Вы начнете думать, дорогая Юлия, что я намерен подражать герцогу К... и стать католиком. И, по правде говоря, мотивы, которые ведут к такой перемене, не кажутся мне совершенно абсурдными. Протестантизм — такой протестантизм, какой мы обычно встречаем, — ничуть не более рационален и гораздо менее поэтичен и привлекателен для чувств. Я, однако, полностью убежден, что новый Лютер или новый Мессия уже близок и поможет нам преодолеть все наши трудности и сомнения: тогда нам не нужно будет оглядываться назад; — до тех пор я вполне могу представить, что многие могут найти больше последовательности, по крайней мере, в католической вере. Это не несовершенное полуидолопоклонство, а совершенное и последовательное — лестница, спускающаяся с небес на землю, чьи последние ступени — это обожествленные создания, те добрые сочувствующие святые обоих полов, которые так близки нам и которые так хорошо знают наши человеческие желания, эмоции и страсти! * * *

* * * * * * *

Когда священник и аколиты размахивают кадилами; когда епископ каждую минуту надевает новое вышитое облачение — то стоя неподвижно перед алтарем, то бегая вперед, то назад, то касаясь лбом земли, и, наконец, поворачиваясь, как флюгер, с дароносицей, а затем устремляя на нее глаза, как на микроскоп, — я совершенно готов услышать любые чудеса, диковины или чудовищные нелепости, которыми была обросла религия.

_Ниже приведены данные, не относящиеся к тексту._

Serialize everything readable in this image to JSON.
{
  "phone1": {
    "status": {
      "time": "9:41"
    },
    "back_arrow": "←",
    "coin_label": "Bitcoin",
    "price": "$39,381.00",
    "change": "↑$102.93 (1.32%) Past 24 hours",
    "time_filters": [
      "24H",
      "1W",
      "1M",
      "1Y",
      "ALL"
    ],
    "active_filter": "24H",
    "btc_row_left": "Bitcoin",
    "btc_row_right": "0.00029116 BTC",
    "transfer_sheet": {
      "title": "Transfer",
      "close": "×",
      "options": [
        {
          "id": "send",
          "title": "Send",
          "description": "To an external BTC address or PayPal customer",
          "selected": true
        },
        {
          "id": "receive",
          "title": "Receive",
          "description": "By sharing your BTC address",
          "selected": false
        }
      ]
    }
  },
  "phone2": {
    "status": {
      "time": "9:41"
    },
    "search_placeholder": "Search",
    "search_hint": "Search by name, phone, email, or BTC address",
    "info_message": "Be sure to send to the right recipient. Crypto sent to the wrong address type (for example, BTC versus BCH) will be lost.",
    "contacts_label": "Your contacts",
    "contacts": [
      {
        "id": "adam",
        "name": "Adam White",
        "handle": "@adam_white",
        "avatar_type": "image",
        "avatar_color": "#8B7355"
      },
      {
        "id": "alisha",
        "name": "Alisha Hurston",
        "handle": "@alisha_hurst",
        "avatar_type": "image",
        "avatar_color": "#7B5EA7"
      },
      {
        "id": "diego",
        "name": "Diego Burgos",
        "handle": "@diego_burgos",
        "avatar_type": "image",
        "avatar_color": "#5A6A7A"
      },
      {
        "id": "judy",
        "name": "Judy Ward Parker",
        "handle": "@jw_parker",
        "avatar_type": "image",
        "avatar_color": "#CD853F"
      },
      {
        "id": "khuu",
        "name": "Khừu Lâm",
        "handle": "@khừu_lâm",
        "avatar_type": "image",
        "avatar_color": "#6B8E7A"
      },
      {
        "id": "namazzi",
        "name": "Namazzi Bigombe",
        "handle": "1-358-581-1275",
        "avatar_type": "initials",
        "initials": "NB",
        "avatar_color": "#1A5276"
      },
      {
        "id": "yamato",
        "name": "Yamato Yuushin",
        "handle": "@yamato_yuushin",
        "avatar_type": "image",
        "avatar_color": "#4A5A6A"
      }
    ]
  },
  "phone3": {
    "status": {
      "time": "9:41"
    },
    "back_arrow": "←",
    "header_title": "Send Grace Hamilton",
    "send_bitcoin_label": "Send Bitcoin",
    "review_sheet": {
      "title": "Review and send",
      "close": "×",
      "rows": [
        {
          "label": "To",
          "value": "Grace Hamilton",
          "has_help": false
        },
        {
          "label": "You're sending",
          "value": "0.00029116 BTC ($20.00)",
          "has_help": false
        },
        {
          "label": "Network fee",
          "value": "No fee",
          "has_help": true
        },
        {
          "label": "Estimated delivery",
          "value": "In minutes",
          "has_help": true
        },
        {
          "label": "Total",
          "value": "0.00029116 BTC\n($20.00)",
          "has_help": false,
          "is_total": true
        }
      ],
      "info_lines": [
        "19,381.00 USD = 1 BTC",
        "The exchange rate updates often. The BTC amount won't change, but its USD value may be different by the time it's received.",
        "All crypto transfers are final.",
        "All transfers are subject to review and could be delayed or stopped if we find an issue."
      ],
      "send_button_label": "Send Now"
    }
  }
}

Но когда человек в простом одеянии, с тихим разумным видом встает и говорит мне о терпении, о чистоте, о вечной истине и вечной любви, а затем продолжает приписывать Богу справедливости и любви, и его самому благородному и чистому истолкователю на земле, басни и злодеяния, которые шокируют всякий здравый и неиспорченный разум, а затем требует, чтобы я принял их как нечто святое и божественное, — я с отвращением отворачиваюсь от такого лицемерия или такой глупости. Фанатик может ответить: ваш здравый разум не является мерилом путей или дел Божьих. На что я отвечаю: но ваш Бог — это человек; а наш разум и наш рассудок, вместе с нашим знанием внешней природы и вытекающим из него опытом, являются единственным истинным и подлинным откровением Бога, в котором мы все являемся участниками и в котором никто не может сомневаться. Человек так устроен природой, что его неизбежная судьба — вечно продолжать через эти средства свое собственное образование, вечно продвигаться на пути совершенствования. Таким образом, христианство было следствием этой прогрессивной цивилизации; как и в более ранний период закон Моисея, а в более поздний — Реформация и ее второй акт, Французская революция. Ее последние результаты — это всеобщая свобода мысли и печати, которые возникли из последнего события, и все то, что сейчас готовится их более спокойным, но тем более верным действием. В каждом случае мы находим лишь результаты одной и той же постепенной цивилизации. Ни один человек не может знать высшей точки, которой достигнет эта цивилизация; но какой бы ни была эта точка, она всегда должна сохранять свой человеческий характер и продвигаться человеческими средствами.

2 ноября.

Мой последний и самый долгий визит сегодня утром был к милым девушкам, которых я встретил у леди М... Я принес им итальянскую музыку, которую они пели как соловьи, с полным отсутствием всякого притворства и всякой аффектации. Их отец — выдающийся врач; и, как большинство «докторов» высокого ранга здесь, «баронет» или «рыцарь», титул, который не считается знаком знатности в Англии, хотя некоторые семьи великой древности и уважения носят его. Есть, однако, Creti и Pleti, как и среди нашей низшей знати. Баронета обычно называют не по фамилии, а по христианскому имени; как сэр Чарльз, сэр Энтони; как в Вене говорят: граф Тинтерле, фюрст Мукерле и так далее. Медицинский рыцарь, о котором я сейчас говорю, получил свой титул в результате устройства превосходных бань и является очень интересным человеком. Его жена показалась мне еще более примечательной по таланту. Она намного превосходит свою знаменитую родственницу в точном такте и суждении и обладает необычайной способностью к мимикрии, чей комический уклон не всегда щадит ее собственную семью. Дочери, хотя и совершенно разные, обе очень оригинальны; одна в нежном, другая в диком «жанре». Я всегда называю ее «дикой ирландкой» леди М... Все трое обладают характерной национальностью и, по правде говоря, никогда не покидали Ирландию.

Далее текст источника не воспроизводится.